The IBM Way has served Big Blue well for more than 100 years.

But today’s landscape—one increasingly defined by open standards and heterogenous IT environments—requires a new way of thinking.

"It's not just about having the right technology, but a culture and leadership that supports the way customers want to use that technology," said Sirius Computer Solutions’ Conley.

"The IBM Way has really struggled in the modern world. They've got to adapt," Conley said.

To maintain the leadership Red Hat imparts over the rapidly growing container market, IBM will need to reorganize to become "agile like their top competitors already are," Conley said.

IBM leaders would be wise to learn from Red Hat's culture, he said, and put its execs in leadership roles.

"Don’t make Red Hat [into] IBM. Make IBM more like Red Hat," Conley said. "But appreciate your legacy business and bring it along."

Channel

For partners working with both companies, IBM merging with Red Hat will greatly simplify and enhance engagements with their customers, said Conley.

Right now, Sirius has to go to its IBM customers and sell them on the benefits of Red Hat. As a unified company, IBM can deliver "an easy button" for extending legacy environments into the cloud with containers and micro-services architectures.

"We can do this under one umbrella," said Conley, easing the skepticism that customers bring to selecting an unfamiliar vendor. That empowers IBM's long-standing partners to sell results, not more products.

Solution providers expect the $34 billion deal to drive new alliances within the channel as well.

"It means I'm going to become an IBM software partner," said HighVail’s Brodkin. "I don’t know anything about IBM software, so I need to find partnerships that I can leverage to get those skills."

New IBM partners who come in from Red Hat's channel hope to see a lucrative opportunity to apply their expertise to migrating IBM's legacy platforms, such as AIX and mainframe, to Red Hat Enterprise Linux, OpenShift, Ansible, and "all those Red Hat pieces," Brodkin told CRN.
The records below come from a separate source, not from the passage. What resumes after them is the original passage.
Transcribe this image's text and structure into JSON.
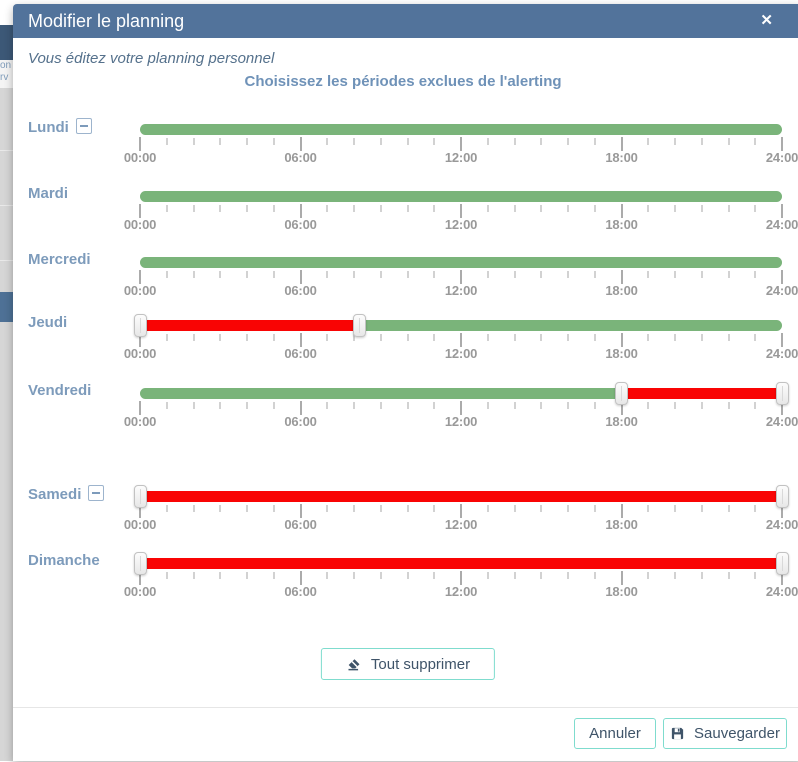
{
  "modal": {
    "title": "Modifier le planning",
    "close_label": "✕",
    "subtitle": "Vous éditez votre planning personnel",
    "instruction": "Choisissez les périodes exclues de l'alerting"
  },
  "slider": {
    "tick_labels": [
      "00:00",
      "06:00",
      "12:00",
      "18:00",
      "24:00"
    ],
    "hours_total": 24,
    "major_tick_every_hours": 6,
    "minor_tick_every_hours": 1
  },
  "days": [
    {
      "label": "Lundi",
      "removable": true,
      "segments": [
        {
          "color": "green",
          "from": 0,
          "to": 24
        }
      ],
      "handles": []
    },
    {
      "label": "Mardi",
      "removable": false,
      "segments": [
        {
          "color": "green",
          "from": 0,
          "to": 24
        }
      ],
      "handles": []
    },
    {
      "label": "Mercredi",
      "removable": false,
      "segments": [
        {
          "color": "green",
          "from": 0,
          "to": 24
        }
      ],
      "handles": []
    },
    {
      "label": "Jeudi",
      "removable": false,
      "segments": [
        {
          "color": "red",
          "from": 0,
          "to": 8.2
        },
        {
          "color": "green",
          "from": 8.2,
          "to": 24
        }
      ],
      "handles": [
        0,
        8.2
      ]
    },
    {
      "label": "Vendredi",
      "removable": false,
      "segments": [
        {
          "color": "green",
          "from": 0,
          "to": 18
        },
        {
          "color": "red",
          "from": 18,
          "to": 24
        }
      ],
      "handles": [
        18,
        24
      ]
    },
    {
      "label": "Samedi",
      "removable": true,
      "segments": [
        {
          "color": "red",
          "from": 0,
          "to": 24
        }
      ],
      "handles": [
        0,
        24
      ]
    },
    {
      "label": "Dimanche",
      "removable": false,
      "segments": [
        {
          "color": "red",
          "from": 0,
          "to": 24
        }
      ],
      "handles": [
        0,
        24
      ]
    }
  ],
  "actions": {
    "clear_all": "Tout supprimer",
    "cancel": "Annuler",
    "save": "Sauvegarder"
  },
  "colors": {
    "green": "#7ab47a",
    "red": "#f90404",
    "header": "#52739b",
    "accent_teal": "#7fdcce",
    "button_text": "#3f5469"
  },
  "background_fragments": {
    "line1": "on",
    "line2": "rv"
  }
}
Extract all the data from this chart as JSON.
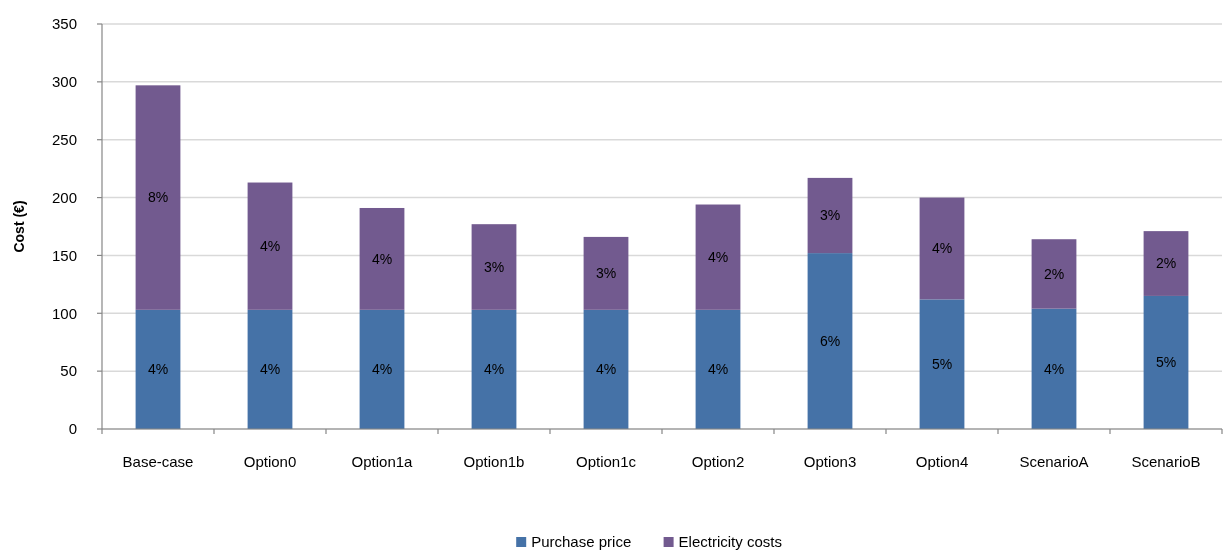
{
  "chart_data": {
    "type": "bar",
    "ylabel": "Cost (€)",
    "categories": [
      "Base-case",
      "Option0",
      "Option1a",
      "Option1b",
      "Option1c",
      "Option2",
      "Option3",
      "Option4",
      "ScenarioA",
      "ScenarioB"
    ],
    "series": [
      {
        "name": "Purchase price",
        "color": "#4572a7",
        "values": [
          103,
          103,
          103,
          103,
          103,
          103,
          152,
          112,
          104,
          115
        ]
      },
      {
        "name": "Electricity costs",
        "color": "#725a8f",
        "values": [
          194,
          110,
          88,
          74,
          63,
          91,
          65,
          88,
          60,
          56
        ]
      }
    ],
    "annotations": [
      "8%",
      "4%",
      "4%",
      "4%",
      "4%",
      "4%",
      "3%",
      "4%",
      "3%",
      "4%",
      "4%",
      "4%",
      "3%",
      "6%",
      "4%",
      "5%",
      "2%",
      "4%",
      "2%",
      "5%"
    ],
    "stacked": true,
    "ylim": [
      0,
      350
    ],
    "yticks": [
      0,
      50,
      100,
      150,
      200,
      250,
      300,
      350
    ],
    "grid": "y",
    "legend": "bottom"
  }
}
Vizuri’s Dickman said his Red Hat consultancy "welcomes the opportunity to educate current IBM customers of the power that OpenShift delivers."

Transformation

Transformation has been a buzz word at IBM in recent years as it has looked to modernize its business and advance the strategic imperatives of cloud, security, mobility and analytics.

But once Big Blue takes charge of Red Hat, effectively merging two large portfolios will present a massive new business and technical transformation challenge.

Brodkin expects IBM to launch a comprehensive project to maximize the benefits of Red Hat's portfolio.

That could entail migrating much of its software—a suite that includes thousands of titles—to open source, running on OpenShift built on Red Hat Enterprise Linux, using Kubernetes for orchestration, Ansible for resource configuration, and shifting from WebSphere to JBoss for middleware and application delivery.